QR goes all-in on another Slade cover, but no one felt the noise. Their only charting single from their 1984 album Condition Critical will go insane at #51.

Fun Fact: Quiet Riot was formed by guitarist Randy Rhoads. They released two albums in the late 70s but only in Japan. Randy left the band to join Ozzy, but Kevin Debrow asked if he could carry the band’s name on in a new incarnation. Just a few weeks after giving his blessing, Randy died in a plane crash.

90. Cherrelle – I Didn’t Mean To Turn You On

Cheryl Ann Norton released her debut in collaboration with the relatively young team of Jimmy Jam & Terry Lewis. This was her first single, written by the pair, and it became her first Top 10 R&B hit, even as it was turned off at Pop radio at #78. Robert Palmer, ever the Soul scrounger, recorded a version for his Riptide LP one year later. It will eventually hit #2 in 1986.

91. Carol Lynn Townes – 99 1/2

Here’s another release from the Breakin’ soundtrack from a lady who was the former lead singer of a band called Fifth Avenue who had released a fairly solid R&B album in 1976. This was her first solo single and only Hot 100 entry. Initially recorded by Alton McClain & Destiny in 1980, Carol’s version hit #71 Pop and #22 Soul.

94. Randy Bell – Don’t Do Me

Ouch! This is Epic Records’ painful attempt to make a New Wave pop-rock song sung by some dude from Denver who pulled the worst parts of MTV and poured it into this 45. It crashed and burned at #90, and Randy took the hint. There’s just about nothing on the internet about this guy.

July 6th, 1985

88. Stephanie Mills – Bit By Bit

If you love the movie Fletch as much as I do, then you’ve heard this song one thousand times more than any radio station ever played it. It got charged to Mr. Underhill while he was getting a urinalysis at #78 Pop and #52 Soul.

July 12th, 1986

74. Mary Jane Girls – Walk Like A Man

This Four Seasons cover was going to be the lead single for the ladies’ third album. Instead, the album was shelved, and it ended up being tacked on the appropriately named movie, A Fine Mess. One year later, it became the theme of the Howie Mandel movie of the same name. You remember, he was Bobo, a dude literally raised by wolves. It just missed the Casey call by one notch.

85. Chaka Khan – Love Of A Lifetime

Damn, I love this woman.  She always picks good folks to work with, solid material, and along with that five-alarm-fire vocal punch, she has created a fantastic five-decade catalog. This track has my worlds colliding as it was written by Green Gartside & David Gamson of Scritti Politti and produced by Green and Arif Mardin. I can’t believe a song this awesome failed at Pop radio. Hitting a #53 high is an inexcusable failure for all Pop programmers in the Summer of 1986.
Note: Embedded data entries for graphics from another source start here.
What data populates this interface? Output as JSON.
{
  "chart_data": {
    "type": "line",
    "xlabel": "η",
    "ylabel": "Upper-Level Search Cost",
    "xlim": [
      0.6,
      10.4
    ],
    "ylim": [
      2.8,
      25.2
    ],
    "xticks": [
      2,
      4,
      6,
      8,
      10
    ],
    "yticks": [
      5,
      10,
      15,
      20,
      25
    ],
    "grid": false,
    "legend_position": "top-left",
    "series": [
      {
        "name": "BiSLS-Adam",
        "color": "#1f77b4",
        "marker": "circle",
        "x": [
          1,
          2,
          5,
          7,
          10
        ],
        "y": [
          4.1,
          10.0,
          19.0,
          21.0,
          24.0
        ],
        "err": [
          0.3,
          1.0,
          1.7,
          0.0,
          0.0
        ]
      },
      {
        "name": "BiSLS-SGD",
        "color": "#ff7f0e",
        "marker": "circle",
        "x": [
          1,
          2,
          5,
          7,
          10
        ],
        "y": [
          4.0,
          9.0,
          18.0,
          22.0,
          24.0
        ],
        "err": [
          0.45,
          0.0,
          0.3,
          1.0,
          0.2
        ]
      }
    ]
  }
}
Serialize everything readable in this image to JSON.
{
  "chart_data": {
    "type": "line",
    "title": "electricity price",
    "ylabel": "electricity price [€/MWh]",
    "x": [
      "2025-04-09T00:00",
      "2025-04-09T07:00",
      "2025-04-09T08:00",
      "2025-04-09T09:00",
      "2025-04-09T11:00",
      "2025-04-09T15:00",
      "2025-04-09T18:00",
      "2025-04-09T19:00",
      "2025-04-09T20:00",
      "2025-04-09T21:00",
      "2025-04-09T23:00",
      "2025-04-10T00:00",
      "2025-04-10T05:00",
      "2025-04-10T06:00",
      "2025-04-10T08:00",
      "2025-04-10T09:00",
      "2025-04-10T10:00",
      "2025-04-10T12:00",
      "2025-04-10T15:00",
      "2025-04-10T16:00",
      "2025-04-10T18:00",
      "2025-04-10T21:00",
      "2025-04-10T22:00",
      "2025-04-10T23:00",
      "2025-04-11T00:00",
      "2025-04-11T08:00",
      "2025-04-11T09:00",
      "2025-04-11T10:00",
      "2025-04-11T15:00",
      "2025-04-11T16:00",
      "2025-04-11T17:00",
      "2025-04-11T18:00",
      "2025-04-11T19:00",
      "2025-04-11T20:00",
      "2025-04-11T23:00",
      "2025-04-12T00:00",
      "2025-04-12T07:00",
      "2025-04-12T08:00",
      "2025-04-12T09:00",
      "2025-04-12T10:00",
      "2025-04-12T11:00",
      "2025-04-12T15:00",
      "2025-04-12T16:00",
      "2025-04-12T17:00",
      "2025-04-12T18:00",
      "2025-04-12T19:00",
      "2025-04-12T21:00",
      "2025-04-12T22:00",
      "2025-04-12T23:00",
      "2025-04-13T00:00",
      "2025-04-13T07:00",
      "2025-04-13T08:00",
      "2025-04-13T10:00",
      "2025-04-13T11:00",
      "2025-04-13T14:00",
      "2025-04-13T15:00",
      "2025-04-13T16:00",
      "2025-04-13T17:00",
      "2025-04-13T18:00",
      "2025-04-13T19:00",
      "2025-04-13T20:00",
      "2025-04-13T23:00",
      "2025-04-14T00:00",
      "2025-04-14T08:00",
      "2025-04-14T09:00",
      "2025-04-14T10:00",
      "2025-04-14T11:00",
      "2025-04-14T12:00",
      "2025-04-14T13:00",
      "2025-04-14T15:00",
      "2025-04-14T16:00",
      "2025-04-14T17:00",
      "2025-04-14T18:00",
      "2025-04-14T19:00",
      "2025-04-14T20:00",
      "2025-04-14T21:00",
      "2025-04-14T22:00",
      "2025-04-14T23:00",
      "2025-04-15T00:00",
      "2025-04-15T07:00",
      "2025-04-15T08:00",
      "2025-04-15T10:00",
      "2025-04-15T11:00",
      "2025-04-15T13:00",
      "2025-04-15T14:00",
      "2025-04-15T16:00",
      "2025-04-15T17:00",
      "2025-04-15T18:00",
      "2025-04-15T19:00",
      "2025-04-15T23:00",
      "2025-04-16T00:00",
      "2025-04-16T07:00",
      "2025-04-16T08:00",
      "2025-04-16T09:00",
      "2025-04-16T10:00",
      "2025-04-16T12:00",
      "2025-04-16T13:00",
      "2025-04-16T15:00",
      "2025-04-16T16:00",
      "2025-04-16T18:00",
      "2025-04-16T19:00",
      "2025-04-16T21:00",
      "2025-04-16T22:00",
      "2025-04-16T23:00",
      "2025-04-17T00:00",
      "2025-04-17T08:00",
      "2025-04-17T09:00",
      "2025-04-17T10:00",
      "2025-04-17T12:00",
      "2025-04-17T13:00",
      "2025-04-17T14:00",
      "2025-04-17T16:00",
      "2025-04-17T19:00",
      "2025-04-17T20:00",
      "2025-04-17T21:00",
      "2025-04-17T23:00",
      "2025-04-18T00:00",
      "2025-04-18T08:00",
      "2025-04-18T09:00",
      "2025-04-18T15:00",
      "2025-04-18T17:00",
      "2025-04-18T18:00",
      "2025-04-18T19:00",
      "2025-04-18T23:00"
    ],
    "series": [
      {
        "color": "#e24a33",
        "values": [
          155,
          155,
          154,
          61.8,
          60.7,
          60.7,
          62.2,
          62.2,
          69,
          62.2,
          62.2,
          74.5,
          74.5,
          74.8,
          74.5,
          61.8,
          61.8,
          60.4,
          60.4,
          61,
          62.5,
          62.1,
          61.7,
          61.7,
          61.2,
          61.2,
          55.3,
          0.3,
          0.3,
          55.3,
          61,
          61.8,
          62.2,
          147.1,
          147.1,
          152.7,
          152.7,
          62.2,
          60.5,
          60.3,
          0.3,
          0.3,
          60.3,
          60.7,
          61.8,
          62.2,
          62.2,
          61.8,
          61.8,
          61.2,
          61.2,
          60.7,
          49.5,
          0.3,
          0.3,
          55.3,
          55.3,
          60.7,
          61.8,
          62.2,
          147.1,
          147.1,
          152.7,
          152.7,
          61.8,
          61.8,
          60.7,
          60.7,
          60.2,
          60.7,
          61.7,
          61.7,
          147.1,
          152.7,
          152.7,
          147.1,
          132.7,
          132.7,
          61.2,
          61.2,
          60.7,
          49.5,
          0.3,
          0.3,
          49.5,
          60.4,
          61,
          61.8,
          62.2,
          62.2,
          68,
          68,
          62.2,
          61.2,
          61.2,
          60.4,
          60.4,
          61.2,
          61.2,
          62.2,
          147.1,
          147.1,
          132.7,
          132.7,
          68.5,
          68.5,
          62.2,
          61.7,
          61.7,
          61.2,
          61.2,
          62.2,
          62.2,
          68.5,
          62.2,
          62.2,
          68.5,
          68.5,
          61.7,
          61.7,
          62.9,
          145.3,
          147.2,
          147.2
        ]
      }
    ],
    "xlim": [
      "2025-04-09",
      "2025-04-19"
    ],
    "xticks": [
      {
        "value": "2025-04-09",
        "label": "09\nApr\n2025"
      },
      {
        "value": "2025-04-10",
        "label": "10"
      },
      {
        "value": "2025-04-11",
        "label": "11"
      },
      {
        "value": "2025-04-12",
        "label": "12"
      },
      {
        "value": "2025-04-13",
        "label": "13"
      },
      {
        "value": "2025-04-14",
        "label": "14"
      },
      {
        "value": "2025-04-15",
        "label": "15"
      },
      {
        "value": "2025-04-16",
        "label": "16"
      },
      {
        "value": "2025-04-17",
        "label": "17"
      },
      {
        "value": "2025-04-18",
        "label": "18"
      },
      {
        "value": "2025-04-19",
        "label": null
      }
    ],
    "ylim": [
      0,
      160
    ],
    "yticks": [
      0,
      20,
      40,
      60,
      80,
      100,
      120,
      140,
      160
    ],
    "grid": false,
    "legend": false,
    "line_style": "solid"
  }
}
Also, I love how she puts her name in yet another song and a nice call back to her duet with George Benson, We Got The Love.

Fun Fact: The video was shot on Long Island at the Adventureland amusement park, a place where I spent many summer days and nights.

94. Honeymoon Suite – What Does It Take

Here’s another soundtrack tune, this one from the John Cusack/Demi Moore flick, One Crazy Summer. It was also their follow-up to Feel It Again from The Big Prize. This heavy ballad will begin to sink at #52.

95. Barry Manilow – I’m Your Man

This is not a Wham! cover, and it’s not even worth a mash-up. This was the lead single to Barry’s first album on a new label, RCA. I’ve mentioned before that a veteran switch can be dicey. This was Barry’s attempt to modernize his sound, but yikes. Chill on the drum machine and reverb, homie. Call me good. Call me bad. Call this mercy at #86.